An appeal has been lodged in the Yusuf case (T-306/01), decided by the European Court of First Instance decided in September last year. The case is not about WTO Law, but is of interest to those following the EU/WTO direct effect saga before the European courts.
Yusuf concerns a challenge to an EU regulation implementing Security Council Resolutions on sanctions, as part of the fight against terrorism. The contested regulation freezes the funds of certain persons alleged to be associated with Usama bin Laden. The CFI decided that the EC had competence to enact the regulation (relying in part on the 'necessary and proper' clause in Article 308 EC (along with Articles 60 and 301 EC which provide a 'bridge' between the EU and the EC Treaties; on the basis that it was necessary to achieve an objective of the EU rather than the EC Treaty, under the 2nd pillar.

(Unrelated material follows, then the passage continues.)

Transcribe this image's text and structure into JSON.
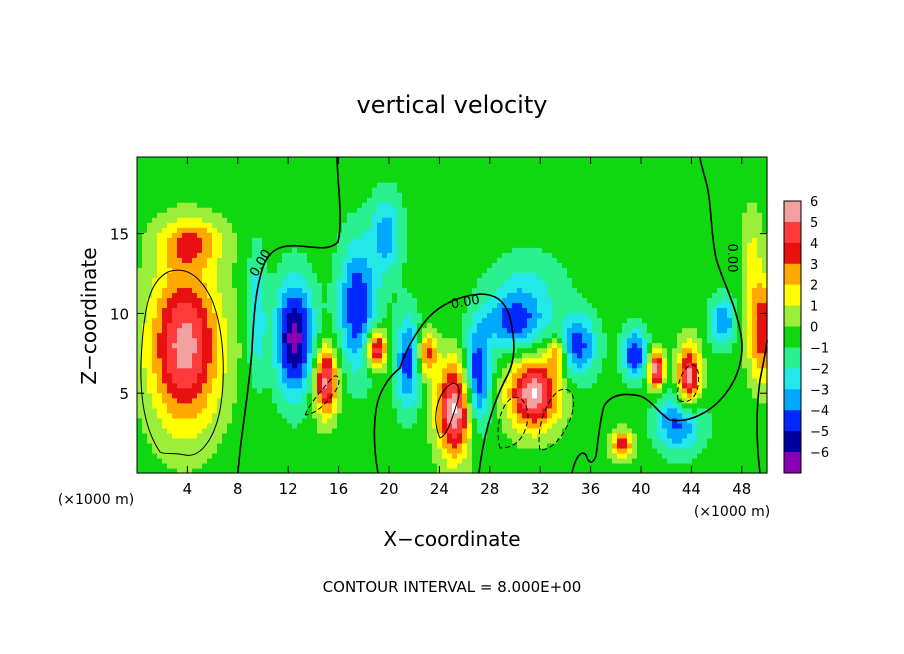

More importantly, from the point of view of this blog, the CFI determined that it did not have jurisdiction to review the regulation in the light of the EC's general principle relating to the protection of fundamental human rights. Its reasoning is telling. First, it lays emphasis upon the primacy of the UN Charter over EC law (including Security Council Resolutions), and makes a determination that review on this basis would imply, indirectly, review of the relevant Security Council Resolutions:
'Para. 276: It must therefore be considered that the resolutions of the Security Council at issue fall, in principle, outside of the Court's judicial review and that the Court has no authority to call in question, even indirectly, their lawfulness, even indirectly, in the light of Community law.'
It is notable that the CFI cites the International Fruit case in order to justify its finding that the UN Charter, and Security Council Resolutions, are binding on the EC. There, the similarity with the GATT/WTO case law ends. In relation to the WTO, the European Courts have declined to find direct effect, even in the wake of a decision of the DSB, and even where the EC has indicated an intention to comply. It stresses the policy autonomy of the EC's political institutions, relying on nature of the dispute settlement system as spelt out in the DSU. In Yusuf, by contrast, the CFI ties the hands of the political bodies, finding that they have no discretion to adjust requirements laid down by the Security Council. Since they have no discretion, and since they are bound by the higher law of the UN Charter, their actions escape review on the basis of Community law norms. In the WTO cases, WTO law is not relevant enough to the EU legal order for it to be a ground for review. In the Yusuf case, UN Charter law is so relevant and sacrosanct that it precludes the possibility of review, lest this imply that it be called into question, even indirectly. The CFI's reasoning in Yusuf draws in part upon Article 27 VCTL, and in this sense would seem to be of broader application than just the UN Charter (see, for example, para. 232).
Piet Eeckhout suggests, cynically but fairly, that the difference between this case and the WTO cases in Yusuf international law is used to uphold an EC Regulation, but in the WTO cases international law is used in an attempt to undermine such a regulation. ('Does Europe's Constitution Stop at the Water's Edge?' at: http://www.law.kuleuven.ac.be/ccle/publications_detail.php?type=wvg&number=10)
For EU and international lawyers, Yusuf is of note also because the CFI is willing to review the legality of the regulation in the light of its conformity with norms of jus cogens, which are binding also on the Security Council. Nonetheless it upholds the regulation as being consistent with these, in large part because of the (arguably inadequate) mechanism set up providing for the re-examination of individual cases. The CFI acknowledges that this does not confer rights directly on individuals, and thus that persons are 'dependent, essentially, on the diplomatic protection afforded by the States to their nationals'. Though the protection provided in this instance is weak, it does represent an interesting instance of a judicial body looking to the review functions of non-judicial bodies, as a means of securing accountability. In this sense the 'judicial abdication' which Eeckhout ascribes to this case (rightly I think) is, at least in principle, contingent, in the sense that the abdication of authority seemed to depend upon the existence of some system for review, judicial or otherwise; albeit a palpably inadequate on in this case.